Published online by Cambridge University Press: 05 October 2012
In this final chapter I shall try to answer briefly the question: What difference have corpora made to the working lives of applied linguists?
Corpora have made language investigations possible that were not possible before
Examples of new possibilities include all kinds of quantitative linguistic work, such as obtaining accurate frequency counts for words, lemmas and grammatical features, or comparing one speaker/ writer's usage against a norm. This can be used to identify register differences, or to characterise the style of an individual writer, with applications in literary stylistics, forensic linguistics and literary translation.
Corpora have changed the way we look at language and, for teachers at least, the way we see our own roles
In terms of language, new concepts such as the ‘unit of meaning’ or ‘semantic prosody’ are dependent on the availability of large quantities of language which can be manipulated electronically. These concepts in turn bring into question traditional language units such as the phrase and the clause.

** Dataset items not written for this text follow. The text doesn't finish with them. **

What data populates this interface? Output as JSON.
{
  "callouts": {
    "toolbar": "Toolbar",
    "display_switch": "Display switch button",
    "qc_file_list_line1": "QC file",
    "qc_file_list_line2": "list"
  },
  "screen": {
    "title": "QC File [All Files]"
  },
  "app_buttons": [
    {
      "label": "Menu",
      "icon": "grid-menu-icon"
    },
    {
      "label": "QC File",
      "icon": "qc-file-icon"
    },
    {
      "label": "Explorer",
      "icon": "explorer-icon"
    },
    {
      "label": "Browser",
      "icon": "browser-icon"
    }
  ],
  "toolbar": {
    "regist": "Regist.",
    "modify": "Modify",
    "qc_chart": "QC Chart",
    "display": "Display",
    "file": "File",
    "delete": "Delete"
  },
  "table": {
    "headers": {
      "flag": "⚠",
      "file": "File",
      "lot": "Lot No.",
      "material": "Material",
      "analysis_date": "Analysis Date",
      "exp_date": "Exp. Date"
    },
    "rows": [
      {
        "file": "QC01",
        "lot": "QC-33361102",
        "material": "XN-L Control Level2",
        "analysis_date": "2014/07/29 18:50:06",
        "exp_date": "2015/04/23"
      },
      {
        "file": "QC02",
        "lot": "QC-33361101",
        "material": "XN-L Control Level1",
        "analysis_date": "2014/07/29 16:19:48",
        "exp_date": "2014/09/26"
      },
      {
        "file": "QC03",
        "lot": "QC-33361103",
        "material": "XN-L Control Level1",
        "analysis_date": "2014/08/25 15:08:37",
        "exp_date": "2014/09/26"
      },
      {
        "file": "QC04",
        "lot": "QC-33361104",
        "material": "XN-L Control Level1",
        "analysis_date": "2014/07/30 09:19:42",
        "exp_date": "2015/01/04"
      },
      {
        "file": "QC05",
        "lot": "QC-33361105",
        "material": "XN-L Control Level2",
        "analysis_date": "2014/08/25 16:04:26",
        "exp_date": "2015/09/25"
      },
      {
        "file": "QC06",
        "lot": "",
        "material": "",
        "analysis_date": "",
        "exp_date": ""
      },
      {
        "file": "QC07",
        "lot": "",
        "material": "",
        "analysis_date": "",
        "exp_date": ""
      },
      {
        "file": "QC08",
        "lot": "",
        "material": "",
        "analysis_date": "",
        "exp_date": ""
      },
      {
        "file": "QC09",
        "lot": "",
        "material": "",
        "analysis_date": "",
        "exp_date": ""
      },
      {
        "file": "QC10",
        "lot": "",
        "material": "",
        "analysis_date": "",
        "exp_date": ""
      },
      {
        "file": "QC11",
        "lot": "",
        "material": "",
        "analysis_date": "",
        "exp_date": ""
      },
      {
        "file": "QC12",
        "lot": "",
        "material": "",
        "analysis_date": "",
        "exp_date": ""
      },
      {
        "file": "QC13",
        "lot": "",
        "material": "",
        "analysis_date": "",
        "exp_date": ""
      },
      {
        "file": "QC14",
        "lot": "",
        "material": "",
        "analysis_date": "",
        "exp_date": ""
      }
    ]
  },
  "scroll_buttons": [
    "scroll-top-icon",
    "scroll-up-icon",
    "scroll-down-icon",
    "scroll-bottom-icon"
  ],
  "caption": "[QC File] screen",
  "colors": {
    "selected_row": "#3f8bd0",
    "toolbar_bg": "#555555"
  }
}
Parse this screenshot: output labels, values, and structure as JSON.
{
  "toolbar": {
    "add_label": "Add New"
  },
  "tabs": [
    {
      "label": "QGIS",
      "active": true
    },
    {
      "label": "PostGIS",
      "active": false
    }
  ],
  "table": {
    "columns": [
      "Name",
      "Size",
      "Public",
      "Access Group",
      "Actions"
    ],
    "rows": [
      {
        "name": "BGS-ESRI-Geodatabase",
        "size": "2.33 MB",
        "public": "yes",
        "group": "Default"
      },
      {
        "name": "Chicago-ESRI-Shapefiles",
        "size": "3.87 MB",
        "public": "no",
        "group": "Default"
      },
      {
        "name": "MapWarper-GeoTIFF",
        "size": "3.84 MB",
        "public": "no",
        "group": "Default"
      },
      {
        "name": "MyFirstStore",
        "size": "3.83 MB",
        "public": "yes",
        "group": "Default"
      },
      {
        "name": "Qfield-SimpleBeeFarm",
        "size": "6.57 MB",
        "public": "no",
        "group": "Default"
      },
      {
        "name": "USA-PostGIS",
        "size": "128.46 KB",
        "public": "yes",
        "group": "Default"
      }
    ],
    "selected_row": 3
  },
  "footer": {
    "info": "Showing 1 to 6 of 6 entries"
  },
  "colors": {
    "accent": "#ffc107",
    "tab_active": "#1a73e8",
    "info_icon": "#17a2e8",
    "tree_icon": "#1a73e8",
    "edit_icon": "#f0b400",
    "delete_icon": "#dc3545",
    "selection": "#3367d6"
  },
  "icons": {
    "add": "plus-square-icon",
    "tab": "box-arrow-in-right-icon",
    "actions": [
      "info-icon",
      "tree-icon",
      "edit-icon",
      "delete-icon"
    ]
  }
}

For the language teacher, data-driven learning and reciprocal learning necessitate a re-evaluation of the teacher's role. More generally, whatever role a corpus plays in the learning process, the very activity of designing and compiling corpora forces attention upon the assumptions in place. Without an explicit corpus, for example, the question of what varieties of English a learner should have as a model may remain implicit, or may be different in theory and in practice.